Le « 0 » n’a pas plu à tout le monde. Parmi ses détracteurs historiques, on trouve Aristote et avant lui les Pythagoriciens.

Les nombres réels

.             Un nombre réel, c’est soit un nombre entier, un nombre rationnel (qui peut être représenté par un quotient –fraction- de deux nombres entiers), ou un nombre irrationnel (qui ne peut pas s’écrire sous forme de fraction de deux nombres entiers). Par exemple, la racine de 2 qui mesure la longueur de la diagonale d’un carré de coté 1 est un nombre irrationnel ; c’est aussi un nombre dit algébrique car il est solution d’une équation algébrique à coefficients rationnels : x2 − 2 = 0.

.             Mais, la plupart des nombres réels sont en fait transcendants : ils ne sont solution d’aucune équation algébrique à coefficients rationnels. La plupart signifie ici avec une probabilité voisine de 1, car en réalité, si on choisit au hasard un nombre réel on obtient avec une probabilité voisine de 1 un nombre transcendant. Certains nombres réels, dont l’existence a été prouvée à partir des axiomes utilisés par les mathématiciens, comme Pi ou e, sont en fait, pour la plus grande part, transcendants.

.             Mais, ils sont bien plus étranges encore. Ils sont aussi non calculables avec une probabilité voisine de 1. Un nombre réel est non calculable s’il n’existe aucun algorithme qui peut générer toutes ses décimales.

.             Pire, ces nombres réels sont aléatoires : l n’existe aucun algorithme pour calculer ses N premières décimales avec une probabilité voisine de 1, et qui puisse s’exprimer de façon bien plus concise qu’en listant ces N décimales. Autrement dit : il n’y a pas de structure identifiable dans les décimales du nombre et qui permettrait de le décrire de façon plus concise.

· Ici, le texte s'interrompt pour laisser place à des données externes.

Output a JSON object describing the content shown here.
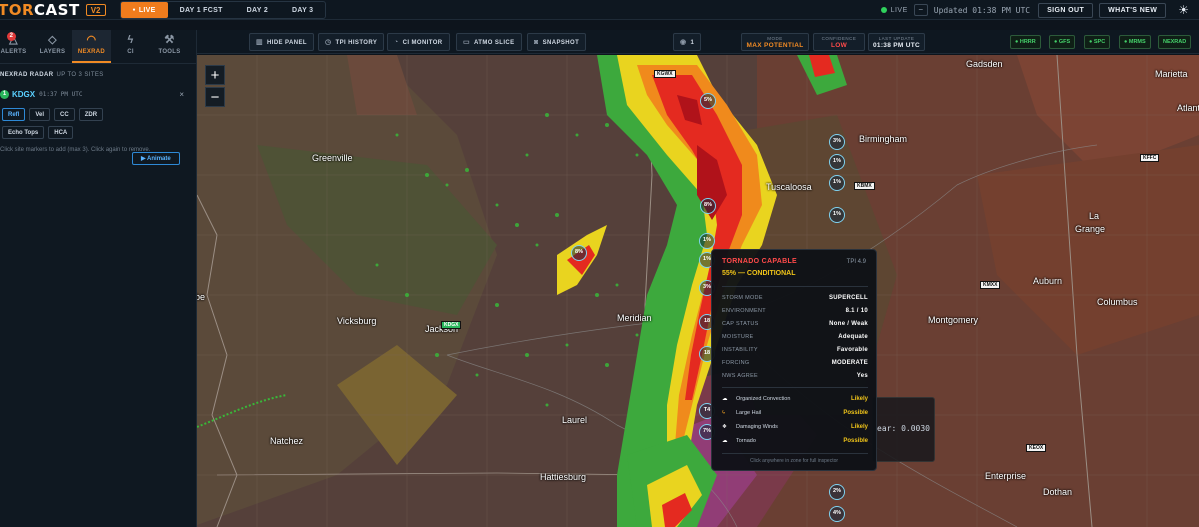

.             Les nombres réels sont non dénombrables donc on ne peut nommer chacun d’entre eux. Ainsi, les nombres utilisés en pratique, que l’on peut nommer, constituent une partie infinitésimale des nombres réels.

Et les signes opérateurs arithmétiques ?

.            La plupart des signes opérateurs mathématiques ont été inventés entre le XV° et le XVII° siècles. Les signes « plus + » et « moins – » ont été introduits par l’allemand Johannes Widmann, vers 1460, ; le signe « égal = » par l’anglais Robert Recorde en 1557 ; le signe « multiplié x » par l’anglais William Oughtred en 1631 et le signe « divisé ÷ (obèle) » par le suisse Johann Heinrich Rahn en 1659.

Pourquoi la lettre "X" désigne-t-elle l’inconnue en maths ?

.            En mathématiques, le symbole “x” est utilisé pour désigner une inconnue (ou une variable). Une utilisation si répandue que l’on dit même dans le langage courant, hors des maths donc, « monsieur X », « naissances sous X » ou « plainte contre X » pour désigner, là encore, un inconnu.

.            L’histoire de ce « x » remonte au 3ème siècle. A cette époque le mathématicien grec Diophante décide d’appeler l’inconnu “arithmos” qui signifie “le nombre”. Mais ensuite les arabes à l’époque médiévale le modifient. Ainsi au 9ème siècle, Al-Khawarizmi l’appelle “shay”, qui veut dire « la chose ». Dans les équations il est représenté par la première lettre de ce mot : « sh ».

Cependant les espagnols, et plus précisément les Andalous non arabophones, alors sous influence maure, l’écrivent différemment ; en caractères latins cela donne “xay”.

Enfin, dernière évolution, Descartes au 17e simplifie “xay” en ne conservant que l’initiale “x”.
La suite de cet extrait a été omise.